His mother replied, "I'll give YOU two good reasons why YOU SHOULD go to
church.
(1) You're 59 years old, and (2) you're the pastor!"
**************************
The Picnic
A Jewish Rabbi and a Catholic Priest met at the town's annual 4th of July
picnic. Old friends, they began their usual banter.
"This baked ham is really delicious," the priest teased the rabbi. "You
really should try it. I know it's against your religion, but I can't
understand
why such a wonderful food should be forbidden! You don't know what you're
missing. You just haven't lived until you've tried Mrs. Hall's prized
Virginia
Baked Ham. Tell me, Rabbi, when are you going to break down and try it?"
The rabbi looked at the priest with a big grin, and said, "At your wedding."
**************************
The USHER
An elderly woman walked into the local country church. The friendly usher
greeted her at the door and helped her up the flight of steps.

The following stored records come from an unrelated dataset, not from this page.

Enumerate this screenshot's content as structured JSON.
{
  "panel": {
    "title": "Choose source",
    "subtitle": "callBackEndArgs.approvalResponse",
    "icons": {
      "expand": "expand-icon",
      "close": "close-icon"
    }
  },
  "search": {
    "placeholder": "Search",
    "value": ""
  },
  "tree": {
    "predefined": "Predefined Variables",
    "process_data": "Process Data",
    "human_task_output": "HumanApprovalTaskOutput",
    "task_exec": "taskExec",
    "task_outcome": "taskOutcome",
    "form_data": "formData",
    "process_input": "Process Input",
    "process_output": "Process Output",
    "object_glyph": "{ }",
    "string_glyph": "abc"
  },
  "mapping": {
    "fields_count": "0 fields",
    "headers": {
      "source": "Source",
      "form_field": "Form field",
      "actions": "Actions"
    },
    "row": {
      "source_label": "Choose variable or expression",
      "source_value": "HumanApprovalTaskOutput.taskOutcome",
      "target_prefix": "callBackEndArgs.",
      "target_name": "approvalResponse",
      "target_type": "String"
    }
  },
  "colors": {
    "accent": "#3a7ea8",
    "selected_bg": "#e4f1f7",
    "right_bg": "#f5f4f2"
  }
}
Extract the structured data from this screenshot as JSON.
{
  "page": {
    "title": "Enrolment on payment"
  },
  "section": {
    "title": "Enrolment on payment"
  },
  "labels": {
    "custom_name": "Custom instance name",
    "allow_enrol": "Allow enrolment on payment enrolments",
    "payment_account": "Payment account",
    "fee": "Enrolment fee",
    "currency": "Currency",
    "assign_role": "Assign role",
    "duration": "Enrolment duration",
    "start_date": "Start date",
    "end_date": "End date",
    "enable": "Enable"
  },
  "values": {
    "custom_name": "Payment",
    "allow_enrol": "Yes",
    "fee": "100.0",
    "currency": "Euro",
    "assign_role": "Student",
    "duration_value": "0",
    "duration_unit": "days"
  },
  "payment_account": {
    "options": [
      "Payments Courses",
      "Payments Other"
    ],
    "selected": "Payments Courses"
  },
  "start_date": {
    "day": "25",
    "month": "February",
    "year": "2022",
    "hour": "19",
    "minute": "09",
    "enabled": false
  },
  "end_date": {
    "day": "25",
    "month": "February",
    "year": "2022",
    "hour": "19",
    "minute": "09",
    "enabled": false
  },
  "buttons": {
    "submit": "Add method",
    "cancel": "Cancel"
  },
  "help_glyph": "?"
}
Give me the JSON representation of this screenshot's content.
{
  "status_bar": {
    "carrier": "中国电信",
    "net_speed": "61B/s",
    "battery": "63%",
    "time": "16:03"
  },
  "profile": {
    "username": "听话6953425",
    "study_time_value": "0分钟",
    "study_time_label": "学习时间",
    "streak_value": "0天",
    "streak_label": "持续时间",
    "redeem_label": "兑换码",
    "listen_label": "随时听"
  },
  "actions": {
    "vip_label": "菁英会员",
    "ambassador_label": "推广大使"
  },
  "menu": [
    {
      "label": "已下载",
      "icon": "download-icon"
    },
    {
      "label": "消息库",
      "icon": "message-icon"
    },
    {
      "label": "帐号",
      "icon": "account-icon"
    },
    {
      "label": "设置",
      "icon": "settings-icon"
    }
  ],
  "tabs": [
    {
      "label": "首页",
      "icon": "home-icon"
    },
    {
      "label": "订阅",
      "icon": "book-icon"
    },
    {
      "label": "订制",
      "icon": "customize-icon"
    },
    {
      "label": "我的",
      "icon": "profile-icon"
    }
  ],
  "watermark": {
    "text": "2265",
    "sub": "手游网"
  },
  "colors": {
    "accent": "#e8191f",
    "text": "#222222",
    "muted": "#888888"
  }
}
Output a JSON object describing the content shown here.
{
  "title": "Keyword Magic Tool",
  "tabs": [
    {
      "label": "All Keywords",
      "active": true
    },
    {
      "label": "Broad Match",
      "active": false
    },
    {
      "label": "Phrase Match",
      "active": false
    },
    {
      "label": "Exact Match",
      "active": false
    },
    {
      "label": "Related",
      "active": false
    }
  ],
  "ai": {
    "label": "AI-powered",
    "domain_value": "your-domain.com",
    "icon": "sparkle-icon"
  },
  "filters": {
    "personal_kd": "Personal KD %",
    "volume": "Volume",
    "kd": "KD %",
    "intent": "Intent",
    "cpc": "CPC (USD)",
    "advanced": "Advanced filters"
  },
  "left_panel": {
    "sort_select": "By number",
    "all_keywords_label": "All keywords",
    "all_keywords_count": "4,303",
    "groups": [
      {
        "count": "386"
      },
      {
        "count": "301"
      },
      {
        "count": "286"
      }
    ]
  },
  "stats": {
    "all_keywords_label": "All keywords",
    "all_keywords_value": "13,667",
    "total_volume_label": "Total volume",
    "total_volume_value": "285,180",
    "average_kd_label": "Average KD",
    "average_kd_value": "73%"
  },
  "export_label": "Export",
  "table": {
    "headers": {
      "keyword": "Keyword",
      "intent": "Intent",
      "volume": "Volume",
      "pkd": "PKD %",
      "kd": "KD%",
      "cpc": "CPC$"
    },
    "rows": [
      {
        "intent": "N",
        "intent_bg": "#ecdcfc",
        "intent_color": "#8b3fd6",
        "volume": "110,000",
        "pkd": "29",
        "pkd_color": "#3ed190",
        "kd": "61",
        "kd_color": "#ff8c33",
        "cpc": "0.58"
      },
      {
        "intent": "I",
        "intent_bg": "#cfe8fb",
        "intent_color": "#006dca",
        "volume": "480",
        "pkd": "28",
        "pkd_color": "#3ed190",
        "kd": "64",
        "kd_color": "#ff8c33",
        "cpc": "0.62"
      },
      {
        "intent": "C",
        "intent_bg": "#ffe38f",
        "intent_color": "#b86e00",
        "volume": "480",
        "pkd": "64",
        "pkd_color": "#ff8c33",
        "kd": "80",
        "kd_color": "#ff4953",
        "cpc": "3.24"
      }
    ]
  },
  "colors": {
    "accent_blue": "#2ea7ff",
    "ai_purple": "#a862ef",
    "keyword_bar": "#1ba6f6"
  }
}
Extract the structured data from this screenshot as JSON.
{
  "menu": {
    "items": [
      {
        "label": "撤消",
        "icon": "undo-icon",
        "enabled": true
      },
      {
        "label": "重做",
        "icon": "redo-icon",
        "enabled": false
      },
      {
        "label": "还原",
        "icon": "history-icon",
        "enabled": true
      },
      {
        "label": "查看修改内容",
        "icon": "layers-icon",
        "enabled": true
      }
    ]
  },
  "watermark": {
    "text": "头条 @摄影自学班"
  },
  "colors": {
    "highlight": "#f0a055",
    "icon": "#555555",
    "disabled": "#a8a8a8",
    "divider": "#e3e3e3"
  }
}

Where would you like to sit?" he asked politely.
"The front row please," she answered.
"You really don't want to do that," the usher said. "The pastor is really
boring."
"Do you happen to know who I am?" the woman inquired.
"No." he said.
"I'm the pastor's mother," she replied indignantly.
"Do you know who I am?" he asked.
"No." she said.
"Good," he answered.
**************************
The Best Way To Pray
A priest, a minister and a guru sat discussing the best positions for
prayer, while a telephone repairman worked nearby.
"Kneeling is definitely the best way to pray," the priest said.
"No," said the minister. "I get the best results standing with my hands
outstretched to Heaven."
"You're both wrong," the guru said. "The most effective prayer position is
lying down on the floor."
The repairman could contain himself no longer.
"Hey, fellas," he interrupted. "The best prayin' I ever did was when I was
hangin' upside down from a telephone pole."
**************************
The Twenty and the One
A well-worn one-dollar bill and a similarly distressed twenty-dollar bill
arrived at a Federal Reserve Bank to be retired. As they moved along the
conveyor
belt to be burned, they struck up a conversation. The twenty-dollar bill
reminisced about its travels all over the
country.
"I've had a pretty good life," the twenty proclaimed. "Why I've been to Las
Vegas and Atlantic City, the finest restaurants in New York, performances on
Broadway, and even a cruise to the Caribbean."
"Wow!" said the one-dollar bill. "You've really had an exciting life!" "So
tell me," says the twenty, "where have you been throughout your lifetime?"
The one dollar bill replies, "Oh, I've been to the Methodist Church, the
Baptist Church, the Catholic Church..."
The twenty-dollar bill interrupts, "What's a church?"
**************************
God Is like ..... DIAL SOAP........... Aren't you glad you have Him.
Don't you wish everybody did?
LOL! You put some much good stuff up here!